It's useful to have at least 3 classes of task in your task system :
1. "Normal" tasks that want to run on one of the worker threads. These take some amount of time, you don't want them to block other threads, they might have dependencies and create other jobs.
2. "IO" tasks. This is CPU work, but the main thing it does is wait on an IO and perhaps spawn another one. For example something like copying a file through a double-buffer is basically just wait on an IO op then do a tiny bit of math, then start another IO op. This should be run on the IO thread, because it avoids all thread switching and thread communication as it mediates the IO jobs.
(of course the same applies to other subsytems if you have them)
3. "Tiny" / "Run anywhere" tasks. These are tasks that take very little CPU time and should not be enqueued onto worker threads, because the time to wake up a thread for them dwarfs the time to just run them.
The only reason you would run these as async tasks at all is because they depend on something. Generally this is something trivial like "set a bool after this other job is done".
These tasks should be run immediately when they become ready-to-run on whatever thread made them rtr. So they might run on the IO thread, or a worker thread, or the main thread (any client thread). eg. if a tiny task is enqueued on the main thread and its dependencies are already done, it should just be run immediately.

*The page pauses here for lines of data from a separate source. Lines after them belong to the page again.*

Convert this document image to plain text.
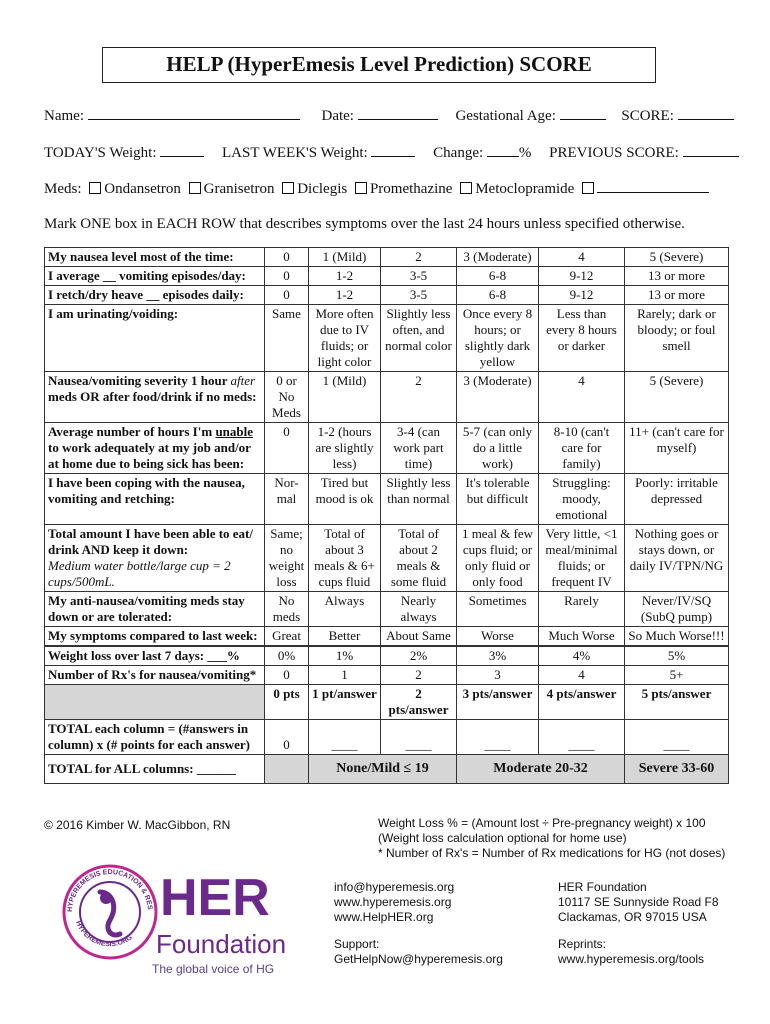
HELP (HyperEmesis Level Prediction) SCORE
Name:	Date:	Gestational Age:	SCORE:
TODAY'S Weight:	LAST WEEK'S Weight:	Change: % PREVIOUS SCORE:
Meds: Ondansetron Granisetron Diclegis Promethazine Metoclopramide
Mark ONE box in EACH ROW that describes symptoms over the last 24 hours unless specified otherwise.
My nausea level most of the time:	0	1 (Mild)	2	3 (Moderate)	4	5 (Severe)
I average __ vomiting episodes/day:	0	1-2	3-5	6-8	9-12	13 or more
I retch/dry heave __ episodes daily:	0	1-2	3-5	6-8	9-12	13 or more
I am urinating/voiding:	Same	More often due to IV fluids; or light color	Slightly less often, and normal color	Once every 8 hours; or slightly dark yellow	Less than every 8 hours or darker	Rarely; dark or bloody; or foul smell
Nausea/vomiting severity 1 hour after meds OR after food/drink if no meds:	0 or No Meds	1 (Mild)	2	3 (Moderate)	4	5 (Severe)
Average number of hours I'm unable to work adequately at my job and/or at home due to being sick has been:	0	1-2 (hours are slightly less)	3-4 (can work part time)	5-7 (can only do a little work)	8-10 (can't care for family)	11+ (can't care for myself)
I have been coping with the nausea, vomiting and retching:	Nor-mal	Tired but mood is ok	Slightly less than normal	It's tolerable but difficult	Struggling: moody, emotional	Poorly: irritable depressed
Total amount I have been able to eat/ drink AND keep it down:
Medium water bottle/large cup = 2 cups/500mL.	Same; no weight loss	Total of about 3 meals & 6+ cups fluid	Total of about 2 meals & some fluid	1 meal & few cups fluid; or only fluid or only food	Very little, <1 meal/minimal fluids; or frequent IV	Nothing goes or stays down, or daily IV/TPN/NG
My anti-nausea/vomiting meds stay down or are tolerated:	No meds	Always	Nearly always	Sometimes	Rarely	Never/IV/SQ (SubQ pump)
My symptoms compared to last week:	Great	Better	About Same	Worse	Much Worse	So Much Worse!!!
Weight loss over last 7 days: ___%	0%	1%	2%	3%	4%	5%
Number of Rx's for nausea/vomiting*	0	1	2	3	4	5+
	0 pts	1 pt/answer	2 pts/answer	3 pts/answer	4 pts/answer	5 pts/answer
TOTAL each column = (#answers in column) x (# points for each answer)	0	____	____	____	____	____
TOTAL for ALL columns: ______		None/Mild ≤ 19		Moderate 20-32		Severe 33-60
© 2016 Kimber W. MacGibbon, RN	Weight Loss % = (Amount lost ÷ Pre-pregnancy weight) x 100
(Weight loss calculation optional for home use)
* Number of Rx's = Number of Rx medications for HG (not doses)
info@hyperemesis.org
www.hyperemesis.org
www.HelpHER.org
Support:
GetHelpNow@hyperemesis.org
HER Foundation
10117 SE Sunnyside Road F8
Clackamas, OR 97015 USA
Reprints:
www.hyperemesis.org/tools
HYPEREMESIS EDUCATION & RES
HYPEREMESIS.ORG
HER
Foundation
The global voice of HG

It's possible that class #2 could be merged into class #3. That is, eliminate the IO-tasks (or GPU-tasks or whatever) and just call them all "tiny tasks". You might lose a tiny bit of efficiency from that, but the simplicity of having only two classes of tasks is probably preferable. If the IO tasks are made into just generic tiny tasks, then it's important that the IO thread be able to execute tiny tasks from the generic job system itself, otherwise it might go to sleep thinking there is no IO to be done, when a pending tiny IO task could create new IO work for it.
Beyond that, for "normal" tasks there's the question of typical duration, which tells you whether it's worth it to fire up more threads.
eg. say you shoot 10 tasks at your thread-pool worker system. Should you wake up 1 thread and let it do all 10 ? Or wake up 10 threads and give each one a task? Or maybe wake 2?
One issue that still is bugging me is when you have a worker thread, and in doing some work it makes some more tasks ready-to-run. Should it fire up new worker threads to take those tasks, or should it just finish its task and then do them itself? You need two pieces of information : 1. are the new tasks significant enough to warrant a new thread? and 2. how close to the end of my current task am I? (eg. if I'm in the middle of some big work I might want to fire up a new thread even though the new RTR tasks are tiny).
When you have "tiny" and "normal" tasks at the same priority level, it's probably worth running all the tinies before any normals.